We don’t support live subtitling. Through the use of Artificial Intelligence (AI), we produce subtitles fast, usually 5 times faster than real-time, but for live content we recommend you to consider specialised methods such as respeak or velotyping.
To produce subtitles, producers can rely on computer assisted processing that includes Automatic Speech Recognition (ASR) and automated creation of templates. To avoid a lengthy process to replace transcription errors and to optimise the timing of the subtitles, Limecraft has optimised their services to deliver a result that comes as close to perfection as possible.
What makes subtitles good?
Good subtitles start from a correct audio to text transcription, correctly representing all the meaningful words in the audio, as well as the punctuation marks. Good subtitles must be readable without drawing too much attention to them. Therefore good subtitles must be set according to specific timing templates.
Most producers typically limit subtitles to 37 characters per line, put line breaks after punctuation marks, and ensure that subtitles are displayed for a minimum of 2,5 seconds and a maximum of 5 seconds. The reading speed of individual subtitles is limited to 180 words per minute. With that, adding to the complexity, subtitles must follow the rhythm of the edit and should be aligned with the shot cuts. Parameters can differ from producer to producer, but in either case there's a timing template.
What does this have to do with live subtitling?
To optimise the accuracy of the transcription, we take into consideration the entire audio file. This allows us to make an educated guess on certain words in case of doubt. If we listen to the audio fragment as a whole, the Word Error Rate is usually lower than 5%. When starting from a live signal, the word error rate would typically be 20% or higher, which is unacceptable in most circumstances.

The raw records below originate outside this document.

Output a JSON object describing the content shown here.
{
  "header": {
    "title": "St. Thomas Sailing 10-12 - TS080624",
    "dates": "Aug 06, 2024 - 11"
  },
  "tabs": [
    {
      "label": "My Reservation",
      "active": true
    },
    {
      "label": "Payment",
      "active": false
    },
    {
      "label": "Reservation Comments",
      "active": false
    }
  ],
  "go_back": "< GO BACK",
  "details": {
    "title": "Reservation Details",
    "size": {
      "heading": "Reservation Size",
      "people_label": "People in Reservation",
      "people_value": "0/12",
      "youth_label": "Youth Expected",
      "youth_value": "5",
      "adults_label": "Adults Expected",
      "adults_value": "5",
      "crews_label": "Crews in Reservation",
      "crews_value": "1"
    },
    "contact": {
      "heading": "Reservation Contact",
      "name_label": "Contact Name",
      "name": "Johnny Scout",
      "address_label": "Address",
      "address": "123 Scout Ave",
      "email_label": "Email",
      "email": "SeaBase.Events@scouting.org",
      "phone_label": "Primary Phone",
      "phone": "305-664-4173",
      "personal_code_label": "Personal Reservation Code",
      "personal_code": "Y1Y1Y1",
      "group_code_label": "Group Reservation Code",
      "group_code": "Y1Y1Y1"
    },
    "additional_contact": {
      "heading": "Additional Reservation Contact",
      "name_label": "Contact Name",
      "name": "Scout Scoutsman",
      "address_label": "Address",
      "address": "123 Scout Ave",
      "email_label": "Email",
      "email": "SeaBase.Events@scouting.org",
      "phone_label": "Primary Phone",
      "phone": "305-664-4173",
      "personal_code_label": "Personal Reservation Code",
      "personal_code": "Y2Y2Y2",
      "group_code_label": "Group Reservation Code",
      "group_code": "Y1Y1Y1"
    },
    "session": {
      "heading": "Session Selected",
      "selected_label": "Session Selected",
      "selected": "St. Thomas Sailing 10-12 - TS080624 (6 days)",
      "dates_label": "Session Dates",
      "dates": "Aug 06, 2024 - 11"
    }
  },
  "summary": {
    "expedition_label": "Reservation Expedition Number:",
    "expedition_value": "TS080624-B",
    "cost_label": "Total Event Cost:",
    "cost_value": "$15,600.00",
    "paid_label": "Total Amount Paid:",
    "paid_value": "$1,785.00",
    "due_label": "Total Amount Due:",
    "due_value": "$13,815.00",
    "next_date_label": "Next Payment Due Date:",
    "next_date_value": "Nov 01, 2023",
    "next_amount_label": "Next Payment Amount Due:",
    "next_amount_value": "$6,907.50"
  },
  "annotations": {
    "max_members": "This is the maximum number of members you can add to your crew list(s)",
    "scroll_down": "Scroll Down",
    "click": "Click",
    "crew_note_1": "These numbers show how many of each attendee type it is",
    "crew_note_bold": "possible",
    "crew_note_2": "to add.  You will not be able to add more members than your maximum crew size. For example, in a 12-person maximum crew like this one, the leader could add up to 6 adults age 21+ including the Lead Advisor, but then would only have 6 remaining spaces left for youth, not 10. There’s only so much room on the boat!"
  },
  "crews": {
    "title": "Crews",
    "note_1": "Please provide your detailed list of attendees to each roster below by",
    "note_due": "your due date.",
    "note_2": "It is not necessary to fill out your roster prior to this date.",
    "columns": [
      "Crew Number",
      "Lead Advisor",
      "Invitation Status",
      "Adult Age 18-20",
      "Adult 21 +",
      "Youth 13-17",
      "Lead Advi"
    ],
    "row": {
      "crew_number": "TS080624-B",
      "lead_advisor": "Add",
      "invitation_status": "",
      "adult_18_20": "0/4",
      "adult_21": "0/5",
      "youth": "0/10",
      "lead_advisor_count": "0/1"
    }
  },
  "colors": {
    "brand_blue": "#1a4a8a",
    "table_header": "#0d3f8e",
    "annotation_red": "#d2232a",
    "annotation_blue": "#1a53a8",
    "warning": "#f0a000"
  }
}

More importantly, to cut the subtitles according to the timing or spotting rules as indicated above, we need a holistic view of the entire clip, the pace of punctuation marks, the scene changes, etc. By processing the live signal, we don't know in advance where the shot cuts will be and how the speech will evolve, so live subtitles can't be and will never be properly styled.
So what are the alternatives?
We highlighted why it is not possible to create broadcast-grade subtitles on a live signal. While Artificial Intelligence is improving at unprecedented pace, it is not possible to look ahead, thus hampering the accuracy of the transcription and making it impossible to apply correct timing. Attempts to generate live subtitles always look clunky and we recommend you investigate workflow alternatives that eliminate the need for live subtitling.
One possibility is to use live content for streaming and to add complementary subtitles afterwards. In another workflow you could consider segmenting the video in segments in parallel with the event, and add subtitles with a short delay.